Weder Autor noch Regie also geben den Malachow auf. Auch in ihm stecken gesunden Keime. Bei Malachow sind sie verschüttet. Uwe Steinbruch, der Darsteller des Andrej, weiß gerade diesen Widerspruch der Figur zu verlebendigen. Da ist viel borstige Widersetzlichkeit, verhärtete Verbitterung, aber immer wieder, bei jeder sich bietenden Gelegenheit, auch gesundes, herzhaftes Jungenlachen, das aus lebensdurstiger Seele kommt. Das ist genau und differenziert gesetzt, das führt die Figur in die Sympathie der Zuschauer und liefert sie zugleich ihrer Kritik aus.

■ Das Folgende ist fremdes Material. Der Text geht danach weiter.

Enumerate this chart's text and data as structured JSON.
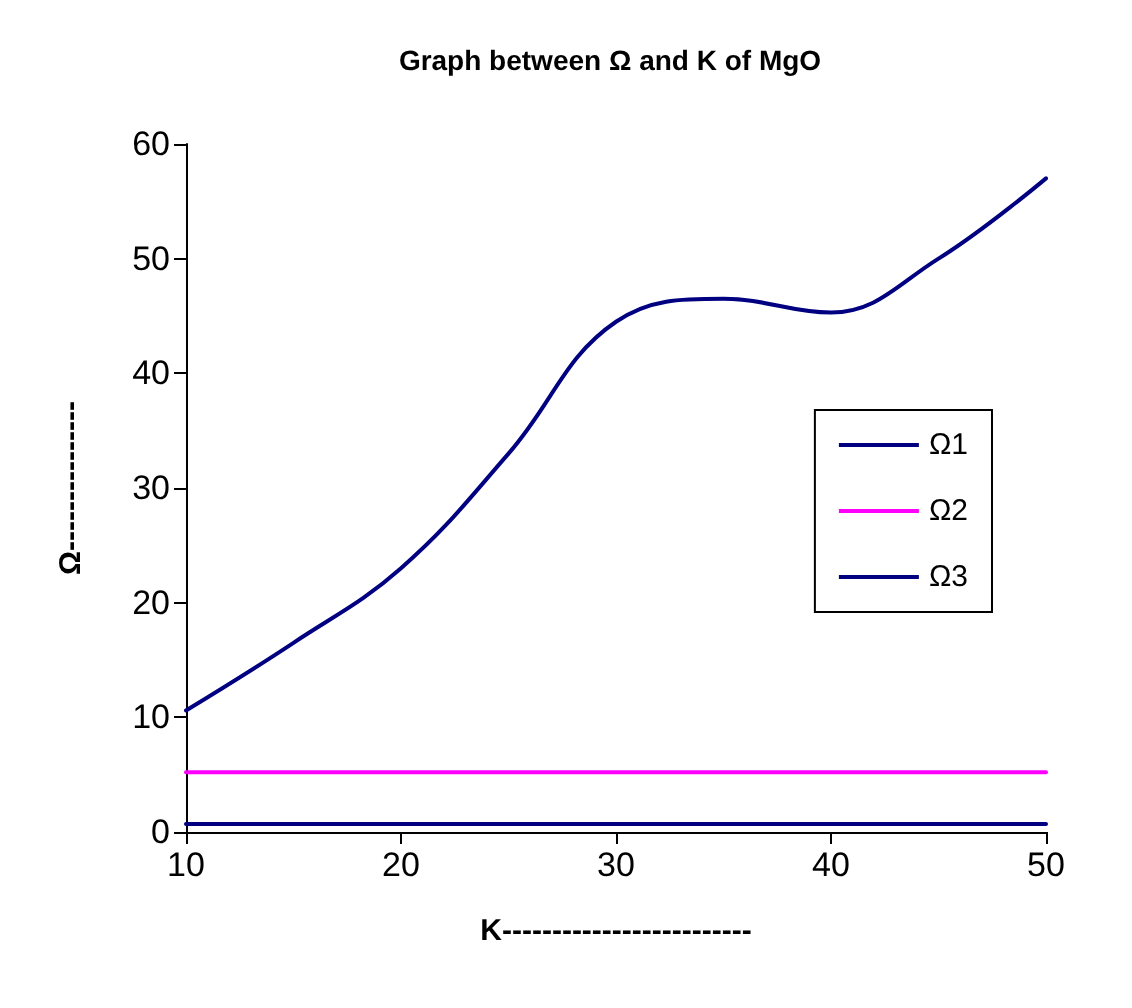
{
  "chart_data": {
    "type": "line",
    "title": "Graph between Ω and K of MgO",
    "xlabel": "K-------------------------",
    "ylabel": "Ω---------------",
    "series": [
      {
        "name": "Ω1",
        "color": "#000080",
        "x": [
          10,
          15,
          20,
          25,
          30,
          35,
          40,
          45,
          50
        ],
        "values": [
          10.6,
          16.5,
          23,
          33,
          44.5,
          46.5,
          45.3,
          50,
          57
        ]
      },
      {
        "name": "Ω2",
        "color": "#ff00ff",
        "x": [
          10,
          20,
          30,
          40,
          50
        ],
        "values": [
          5.2,
          5.2,
          5.2,
          5.2,
          5.2
        ]
      },
      {
        "name": "Ω3",
        "color": "#000080",
        "x": [
          10,
          20,
          30,
          40,
          50
        ],
        "values": [
          0.7,
          0.7,
          0.7,
          0.7,
          0.7
        ]
      }
    ],
    "xlim": [
      10,
      50
    ],
    "xticks": [
      10,
      20,
      30,
      40,
      50
    ],
    "ylim": [
      0,
      60
    ],
    "yticks": [
      0,
      10,
      20,
      30,
      40,
      50,
      60
    ],
    "grid": false,
    "legend": "right",
    "marker": "none",
    "line_style": "solid"
  }
}
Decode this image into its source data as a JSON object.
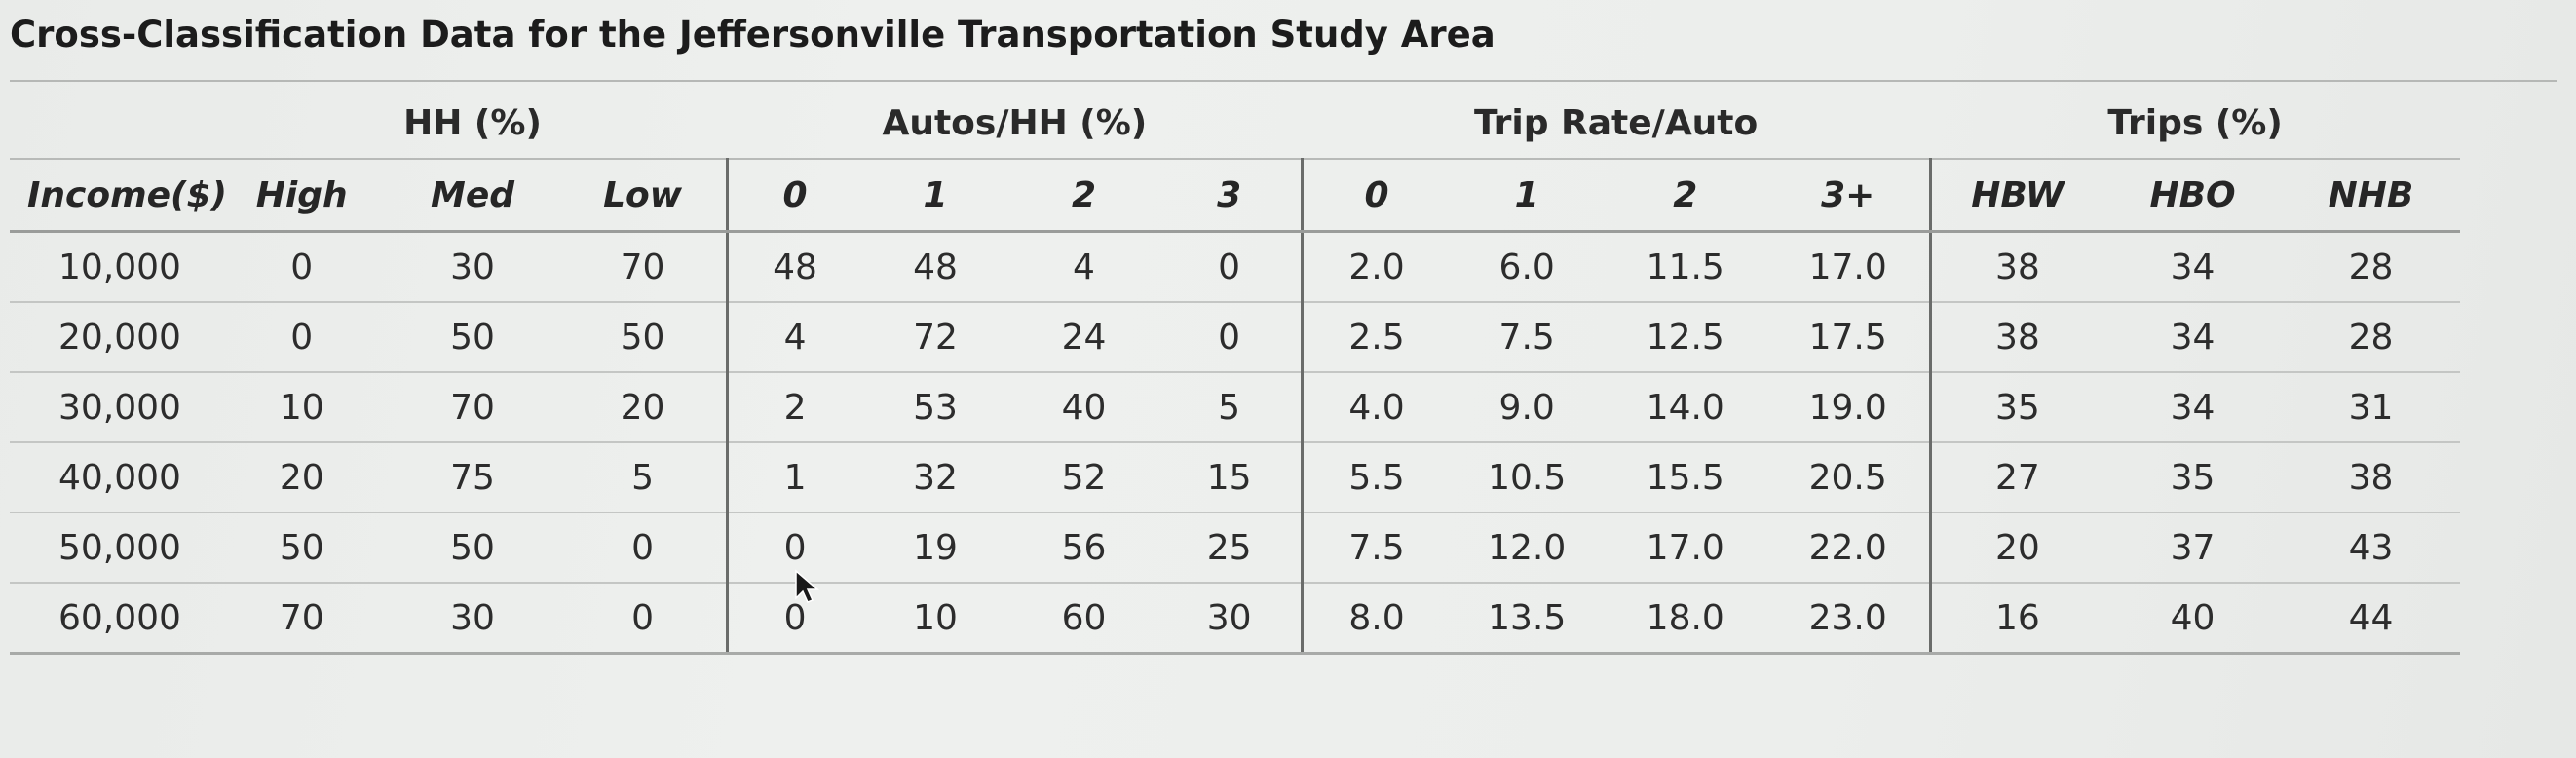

Katrin Stephan, sensibel bis in die Sprache, findet überzeugend unterschiedliche Haltungen für die zwischen Ehemann und Sohn lavierende Mutter Sinaida. Das ist eine empfindsame, warmherzige Frau, letztlich nicht kräftig genug, um dem Sohn moralische Stütze und Halt zu sein. Vater Roman in der Gestaltung von Wilfried Kretschmer ist knapp und deftig in der Diktion, ein Mann, der offensichtlich nicht viel Energie aufs Nachdenken über zwischenmenschliche, gar verständnisvolle Beziehungen verschwendet. Dem Journalisten gibt Egon Brennecke vor allem die sachliche Anteilnahme des von berufswegen Recherchierenden. Vielleicht stünde der Figur gut zu Gesicht, nähme sie den Text nicht zu flott, zumindest deutlicher und gegliederter in den Bewertungen. In weiteren Rollen u.a. Ursula Figelius (Schuldirektorin), Joachim Uhlitzsch (Bonifazi), Armin Roder (Offizier) und Gerd Micheel (Psychologe). Andrejs Mitschüler geben Studenten der Schauspielschule Rostock. Gespielt wird in der nüchtern-praktikablen Ausstattung Falk von Wangelins und Klaus Webers im überfüllten Ateliertheater.